Queer Southeast Asia: Recognition, Respect & Legitimacy

Over the past few decades, diverse new cultures and communities based on same-sex preference and transgender identity have become increasingly prominent in all the countries of Southeast Asia.

Across the cultural, ethnic, and religious diversity of region, and despite the distinctive colonial and semicolonial political histories of the modern states of Southeast Asia (see Jackson 2010), new lesbian, gay, bisexual and transgender (LGBT) identities have emerged in the context of dramatic transformations in gender and sexual cultures. In this issue of Kyoto Review, “queer” denotes sexual and gender practices, identities, cultures, and communities that challenge normative masculine and feminine gender roles and/or transgress the borders of heterosexuality. “Queer” here also labels a critical theoretical perspective that understands all genderings and sexualities as emerging from contingent historical and cultural conditions.

Drawing creatively on indigenous notions and adaptations of Western terminologies to form their own discourses of being and identity (see Blackwood 2011, Boellstorff 2005, Garcia 2009, Jackson 2000, 2011, Sinnott 2004, Yue & Zubillaga-Pow 2012), these new cultures nonetheless face obstacles and confront barriers to achieving cultural recognition, social respect, and even legal legitimacy. The five articles in this issue provide summaries of key issues for queer communities across mainland and island Southeast Asia.

Issue 18 of Kyoto Review of Southeast Asia

Several articles focus on the legal status of same-sex and transgender persons and their intimate relationships. Lynette Chua describes the paradox of the Singapore government’s preparedness to now recognise the contributions of gay men and lesbians to the country yet its intransigent refusal to abolish an anti-sodomy law inherited from the former colonial power of Great Britain, despite and in the face of a stridently anti-colonial nationalism in other dimensions of official discourse. Ferdiansyah Thajib traces the disturbing rise of anti-queer rhetoric among a range of orthodox Islamic figures and organisations in Indonesia, in part fuelled by a perception of queer rights as a marker of Western cultural influences. He details the ways these discourses are impacting detrimentally on the legal status, personal security and quality of life of queer men and women in the country. Douglas Sanders presents a contrasting picture of the emerging opportunities for legal recognition of same-sex relationships in Vietnam and Thailand. In both countries loose alliances of queer community organisations, representatives of ministries and state agencies, as well as elected politicians have worked to draft laws that propose legal recognition of same-sex relationships, whether in the form of civil partnership or full marriage. While these draft bills have yet to be enacted and face procedural and other obstacles as their supporters negotiate each country’s shifting political situations, Sanders is nonetheless optimistic about the likelihood of their successful passage in the not too distant future.

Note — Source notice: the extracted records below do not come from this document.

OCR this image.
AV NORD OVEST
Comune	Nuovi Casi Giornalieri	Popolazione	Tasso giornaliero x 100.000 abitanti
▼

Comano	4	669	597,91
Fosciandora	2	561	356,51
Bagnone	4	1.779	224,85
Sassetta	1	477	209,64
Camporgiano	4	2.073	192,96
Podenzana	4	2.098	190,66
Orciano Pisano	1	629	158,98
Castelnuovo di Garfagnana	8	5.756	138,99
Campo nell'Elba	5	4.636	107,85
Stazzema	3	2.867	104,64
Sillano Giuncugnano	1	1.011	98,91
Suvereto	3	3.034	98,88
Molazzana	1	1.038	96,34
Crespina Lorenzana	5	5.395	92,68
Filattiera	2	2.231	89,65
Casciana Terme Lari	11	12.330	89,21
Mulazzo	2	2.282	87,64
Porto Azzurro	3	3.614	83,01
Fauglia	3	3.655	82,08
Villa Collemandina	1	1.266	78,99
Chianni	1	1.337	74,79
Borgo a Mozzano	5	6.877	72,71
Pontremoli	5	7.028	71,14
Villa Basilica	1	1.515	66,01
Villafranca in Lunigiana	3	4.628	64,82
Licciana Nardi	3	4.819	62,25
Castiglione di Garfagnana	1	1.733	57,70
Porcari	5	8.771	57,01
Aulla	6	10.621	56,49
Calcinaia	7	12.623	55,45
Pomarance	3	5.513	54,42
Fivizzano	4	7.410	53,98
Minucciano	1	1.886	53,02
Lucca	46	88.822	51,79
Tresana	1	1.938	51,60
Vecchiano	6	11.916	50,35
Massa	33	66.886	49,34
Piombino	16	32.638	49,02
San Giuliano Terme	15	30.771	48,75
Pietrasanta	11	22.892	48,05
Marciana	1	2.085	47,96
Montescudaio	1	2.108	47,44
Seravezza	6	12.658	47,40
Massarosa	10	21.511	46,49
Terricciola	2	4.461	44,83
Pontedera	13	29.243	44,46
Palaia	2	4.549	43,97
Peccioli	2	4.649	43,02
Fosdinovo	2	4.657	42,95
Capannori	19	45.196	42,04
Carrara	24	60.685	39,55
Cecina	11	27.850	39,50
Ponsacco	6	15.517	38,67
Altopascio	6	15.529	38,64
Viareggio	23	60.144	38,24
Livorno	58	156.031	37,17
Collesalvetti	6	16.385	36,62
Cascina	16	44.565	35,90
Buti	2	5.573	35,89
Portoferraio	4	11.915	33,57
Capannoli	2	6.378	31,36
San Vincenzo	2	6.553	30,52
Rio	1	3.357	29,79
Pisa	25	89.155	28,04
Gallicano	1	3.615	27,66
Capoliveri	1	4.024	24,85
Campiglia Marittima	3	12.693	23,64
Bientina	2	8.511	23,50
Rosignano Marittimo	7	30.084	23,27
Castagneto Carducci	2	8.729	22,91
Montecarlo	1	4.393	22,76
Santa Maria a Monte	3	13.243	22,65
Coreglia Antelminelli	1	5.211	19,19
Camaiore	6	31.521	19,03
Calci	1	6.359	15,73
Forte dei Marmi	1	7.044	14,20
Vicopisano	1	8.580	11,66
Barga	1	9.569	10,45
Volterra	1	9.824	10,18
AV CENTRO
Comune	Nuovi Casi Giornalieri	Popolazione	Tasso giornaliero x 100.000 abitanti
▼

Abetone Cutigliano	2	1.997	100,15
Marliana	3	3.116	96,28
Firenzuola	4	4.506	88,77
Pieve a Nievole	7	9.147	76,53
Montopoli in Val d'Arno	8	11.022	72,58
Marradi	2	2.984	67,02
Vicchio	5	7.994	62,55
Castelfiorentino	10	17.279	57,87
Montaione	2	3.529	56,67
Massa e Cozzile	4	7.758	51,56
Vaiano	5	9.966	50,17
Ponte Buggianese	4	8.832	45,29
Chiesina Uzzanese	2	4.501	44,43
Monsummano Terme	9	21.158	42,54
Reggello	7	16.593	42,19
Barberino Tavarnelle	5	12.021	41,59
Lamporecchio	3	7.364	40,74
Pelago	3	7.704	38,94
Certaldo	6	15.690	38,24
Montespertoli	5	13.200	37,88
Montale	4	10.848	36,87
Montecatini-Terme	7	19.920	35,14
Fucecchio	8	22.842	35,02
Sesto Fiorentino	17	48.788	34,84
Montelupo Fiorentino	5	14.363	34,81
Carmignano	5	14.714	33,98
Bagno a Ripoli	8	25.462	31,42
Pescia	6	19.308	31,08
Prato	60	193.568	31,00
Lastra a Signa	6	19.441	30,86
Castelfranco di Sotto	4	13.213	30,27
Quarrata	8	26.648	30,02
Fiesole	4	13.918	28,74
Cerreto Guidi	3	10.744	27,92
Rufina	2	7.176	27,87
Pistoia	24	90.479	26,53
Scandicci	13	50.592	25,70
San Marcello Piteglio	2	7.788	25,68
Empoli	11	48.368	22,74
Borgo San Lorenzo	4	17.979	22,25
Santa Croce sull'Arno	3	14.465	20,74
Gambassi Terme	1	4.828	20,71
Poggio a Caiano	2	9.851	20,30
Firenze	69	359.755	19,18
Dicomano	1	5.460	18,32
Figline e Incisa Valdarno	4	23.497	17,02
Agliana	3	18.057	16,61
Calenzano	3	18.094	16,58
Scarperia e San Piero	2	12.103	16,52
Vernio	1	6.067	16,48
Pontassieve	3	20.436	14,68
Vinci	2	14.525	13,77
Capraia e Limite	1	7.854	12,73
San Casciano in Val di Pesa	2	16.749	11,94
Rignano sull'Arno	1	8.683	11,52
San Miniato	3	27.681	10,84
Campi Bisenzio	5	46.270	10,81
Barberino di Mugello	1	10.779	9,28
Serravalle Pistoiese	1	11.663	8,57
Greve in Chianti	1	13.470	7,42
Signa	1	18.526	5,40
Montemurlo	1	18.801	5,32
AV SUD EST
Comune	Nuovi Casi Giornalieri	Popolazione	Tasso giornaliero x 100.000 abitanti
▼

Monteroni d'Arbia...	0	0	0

Legal issues are far from the only barriers that queer Southeast Asians face in achieving full equality. David Gilbert contends that for transgenders in Myanmar legal issues are of relatively minor concern compared to the intensity of opposition and social exclusion they face from their own families. Gilbert argues that many, perhaps the majority, of transgenders in Myanmar are only able to live openly by leaving their birth families and establishing alternative forms of kinship relations with other similarly excluded transgenders. Gilbert sees the opening of the Burmese economy as providing transgenders with opportunities to build independent careers, or lines of work, in the beauty industry and other fields such as spirit mediumship.

Indeed, across the region there is an intimate relationship between the possibilities of achieving financial independence that are offered by capitalism and the ability to establish forms of queer sexual and gender autonomy outside the family (see Jackson 2009). However, queer communities’ reliance on market processes to escape the moral strictures and heterosexual normativity of the family is a double-edged sword. Ronald Baytan argues that the death of the once-vibrant gay precinct of Malate in Manila is in large measure attributable to new communications technologies and the rapidly changing work conditions of the gay men who are the major clients of gay venues in the city. While the market may provide opportunities for queer Southeast Asians to escape homophobic forms of legal and cultural oppression, the processes of “creative destruction” at the core of the modern technologies of capitalism mean that queer cultures may also be undermined by the very forces that enabled them to emerge in the first place.

Behind the apparent multiplicity of identity labels and the diversity of legal, religious, political, cultural, technological, and economic processes studied in the papers collected here lies all Southeast queer people’s common experience of struggling to establish a legally secure and culturally honoured place in the societies of the region. Queer Southeast Asia may not be united by any common identity of gender or sexuality. However, it is united by similar experiences of exclusion, marginalisation and even criminalisation as well as by a joint aspiration to resist and confront the many forms of stigmatisation and discrimination imposed upon them by dominant moral cultures and legal regimes.